Glasgow est une de ces villes industrielles de Grande-Bretagne et d'ailleurs, bâties sur l'eau pour faciliter le transit des marchandises, qui a souffert comme tant d'autres des transitions économiques et de la mondialisation, et qui essaie de (re)conquérir ses berges. Ici, c'est la Clyde qui aborde sa mutation, pour remplacer les chantiers navals et les usines qui jalonnaient ses rives. Le chantier est loin d'être terminé, la balade est un peu chaotique, le chemin rencontre ici et là des barricades pour dévier et rejoindre le fil de l'eau un peu plus loin, on est encore dans du provisoire et il y a du boulot pour rendre les bords de la rivière aux promeneurs. Marqueurs de cette volonté de changement, quelques bâtiments emblématiques sont déjà sortis de terre, parfois un peu incongrus au milieu d'un tissu urbain qui est resté quelques décennies en arrière. Le plus remarquable est le Clyde Auditorium, salle de concert conçue par Norman Foster : Armadillo (Tatou) ou Scarabée ? Qu'importe, les écailles de cet animal bizarre se voient de loin et préfigurent sans doute le Glasgow de demain. En face, la grue de Finnieston, qui hissait des locomotives sur des cargos, est conservée pour rappeler le passé en contraste avec ses nouveaux voisins rutilants, comme aussi le Riverside Museum plus loin vers l'ouest.

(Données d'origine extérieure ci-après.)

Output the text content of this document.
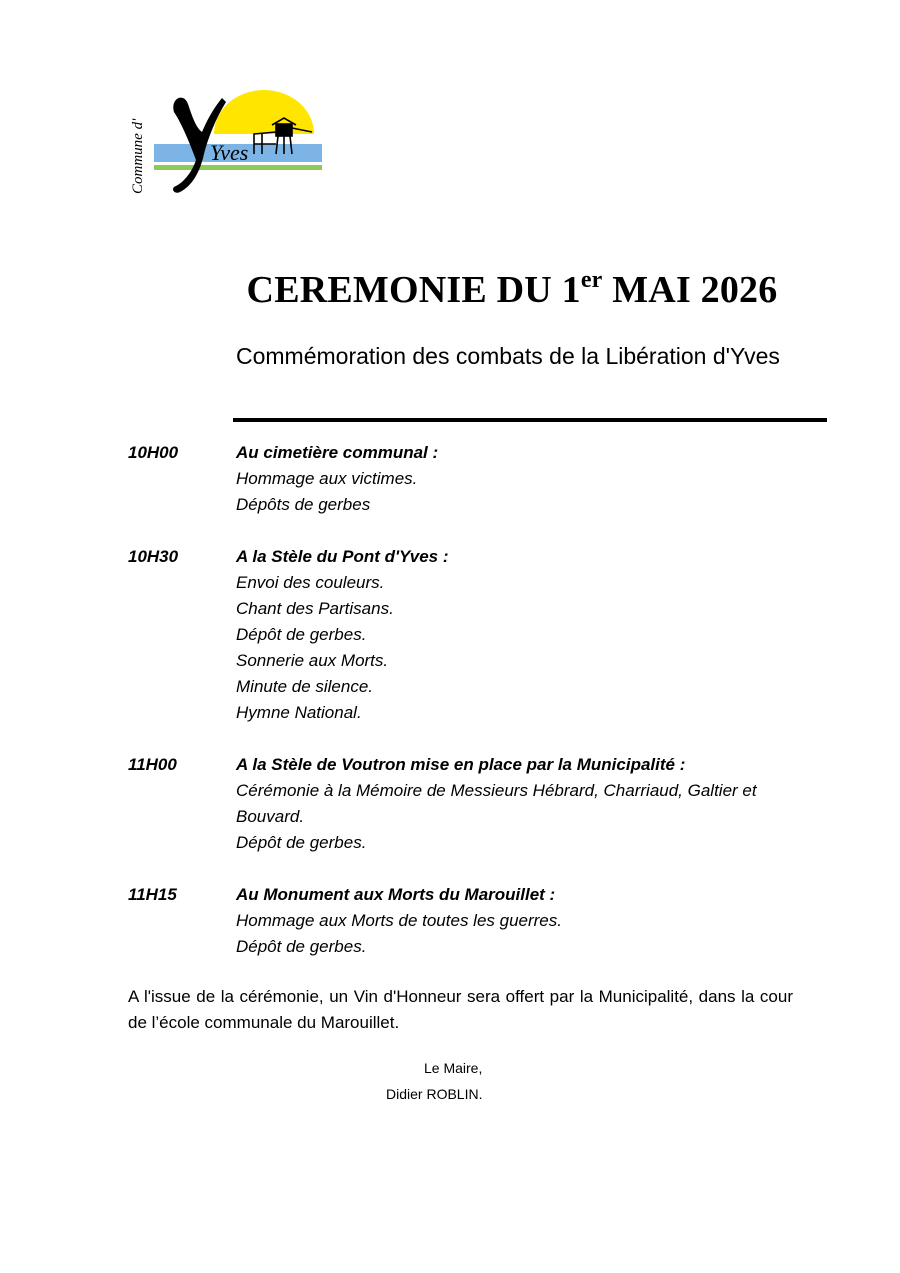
Yves
Commune d'
CEREMONIE DU 1er MAI 2026
Commémoration des combats de la Libération d'Yves
10H00	Au cimetière communal :
Hommage aux victimes.
Dépôts de gerbes
10H30	A la Stèle du Pont d'Yves :
Envoi des couleurs.
Chant des Partisans.
Dépôt de gerbes.
Sonnerie aux Morts.
Minute de silence.
Hymne National.
11H00	A la Stèle de Voutron mise en place par la Municipalité :
Cérémonie à la Mémoire de Messieurs Hébrard, Charriaud, Galtier et Bouvard.
Dépôt de gerbes.
11H15	Au Monument aux Morts du Marouillet :
Hommage aux Morts de toutes les guerres.
Dépôt de gerbes.
A l'issue de la cérémonie, un Vin d'Honneur sera offert par la Municipalité, dans la cour de l’école communale du Marouillet.
Le Maire,
Didier ROBLIN.
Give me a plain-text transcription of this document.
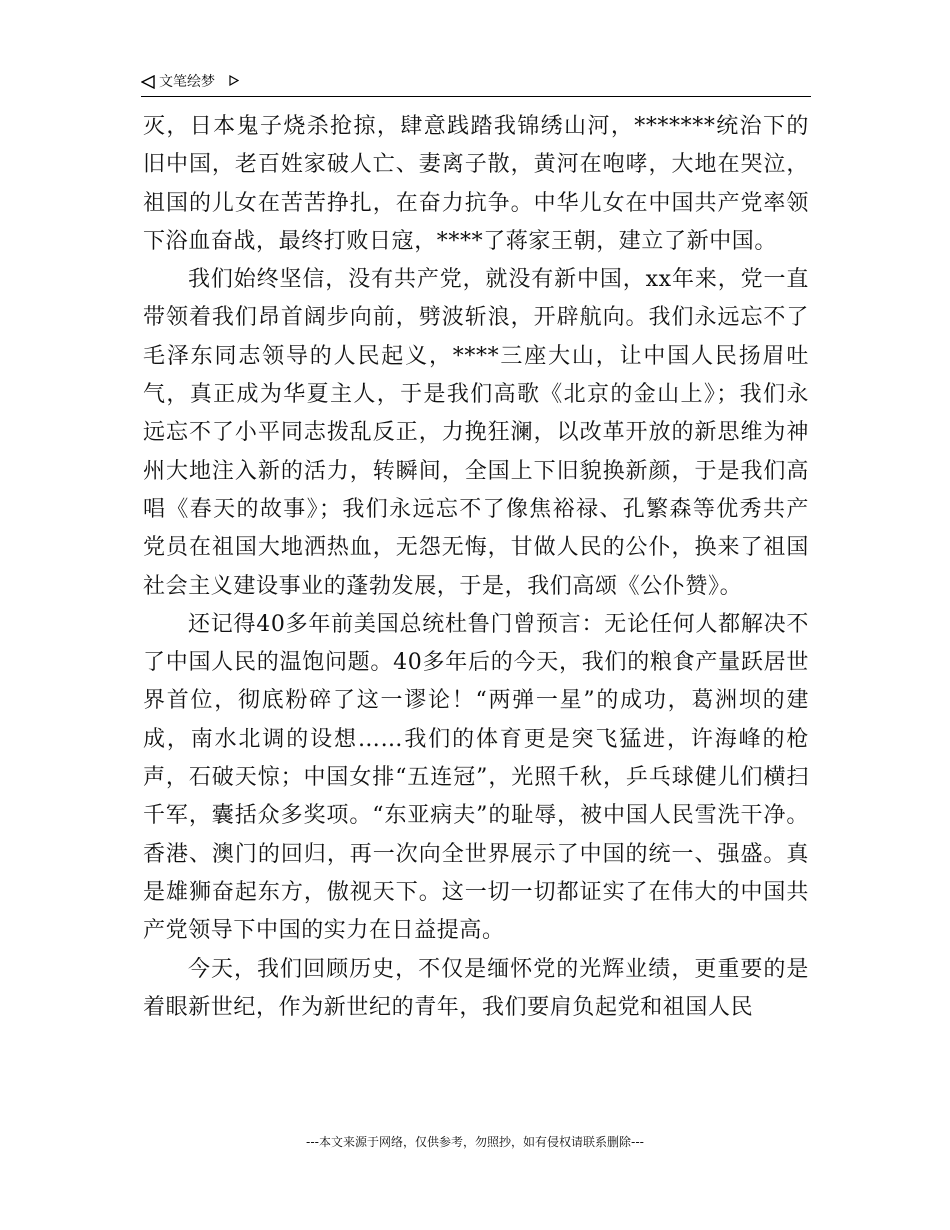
文笔绘梦

灭，日本鬼子烧杀抢掠，肆意践踏我锦绣山河，*******统治下的旧中国，老百姓家破人亡、妻离子散，黄河在咆哮，大地在哭泣，祖国的儿女在苦苦挣扎，在奋力抗争。中华儿女在中国共产党率领下浴血奋战，最终打败日寇，****了蒋家王朝，建立了新中国。

我们始终坚信，没有共产党，就没有新中国，xx年来，党一直带领着我们昂首阔步向前，劈波斩浪，开辟航向。我们永远忘不了毛泽东同志领导的人民起义，****三座大山，让中国人民扬眉吐气，真正成为华夏主人，于是我们高歌《北京的金山上》；我们永远忘不了小平同志拨乱反正，力挽狂澜，以改革开放的新思维为神州大地注入新的活力，转瞬间，全国上下旧貌换新颜，于是我们高唱《春天的故事》；我们永远忘不了像焦裕禄、孔繁森等优秀共产党员在祖国大地洒热血，无怨无悔，甘做人民的公仆，换来了祖国社会主义建设事业的蓬勃发展，于是，我们高颂《公仆赞》。

还记得40多年前美国总统杜鲁门曾预言：无论任何人都解决不了中国人民的温饱问题。40多年后的今天，我们的粮食产量跃居世界首位，彻底粉碎了这一谬论！“两弹一星”的成功，葛洲坝的建成，南水北调的设想……我们的体育更是突飞猛进，许海峰的枪声，石破天惊；中国女排“五连冠”，光照千秋，乒乓球健儿们横扫千军，囊括众多奖项。“东亚病夫”的耻辱，被中国人民雪洗干净。香港、澳门的回归，再一次向全世界展示了中国的统一、强盛。真是雄狮奋起东方，傲视天下。这一切一切都证实了在伟大的中国共产党领导下中国的实力在日益提高。

今天，我们回顾历史，不仅是缅怀党的光辉业绩，更重要的是着眼新世纪，作为新世纪的青年，我们要肩负起党和祖国人民

---本文来源于网络，仅供参考，勿照抄，如有侵权请联系删除---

Suivre la Kelvin River, affluent de la Clyde, nous emmène dans un autre monde et une autre époque, les quartiers aisés de l'ouest de Glasgow, traversés par cette rivière, nichés dans des espaces verts tel le Kelvingrove Park. Au milieu du parc se trouve le musée du même nom, monumental palais néo-baroque riche en œuvres de différents styles, de Rembrandt à Salvador Dali. Un peu plus loin, c'est l'Université historique de la ville qui attire l'attention, de style médiéval, avec un côté Nom de la Rose, elle ne date que de la fin du XIXème, et pourtant l'on s'attend à ce qu'un moine ou un templier ne surgisse de derrière un pilier. Toujours longeant la rivière encaissée, on rejoint le Jardin Botanique, et sa superbe serre métallique de Kibble Palace, dans laquelle on se retrouve à rechercher un diamant vert, voire même Kathleen Turner, dans une forêt tropicale fort peu écossaise.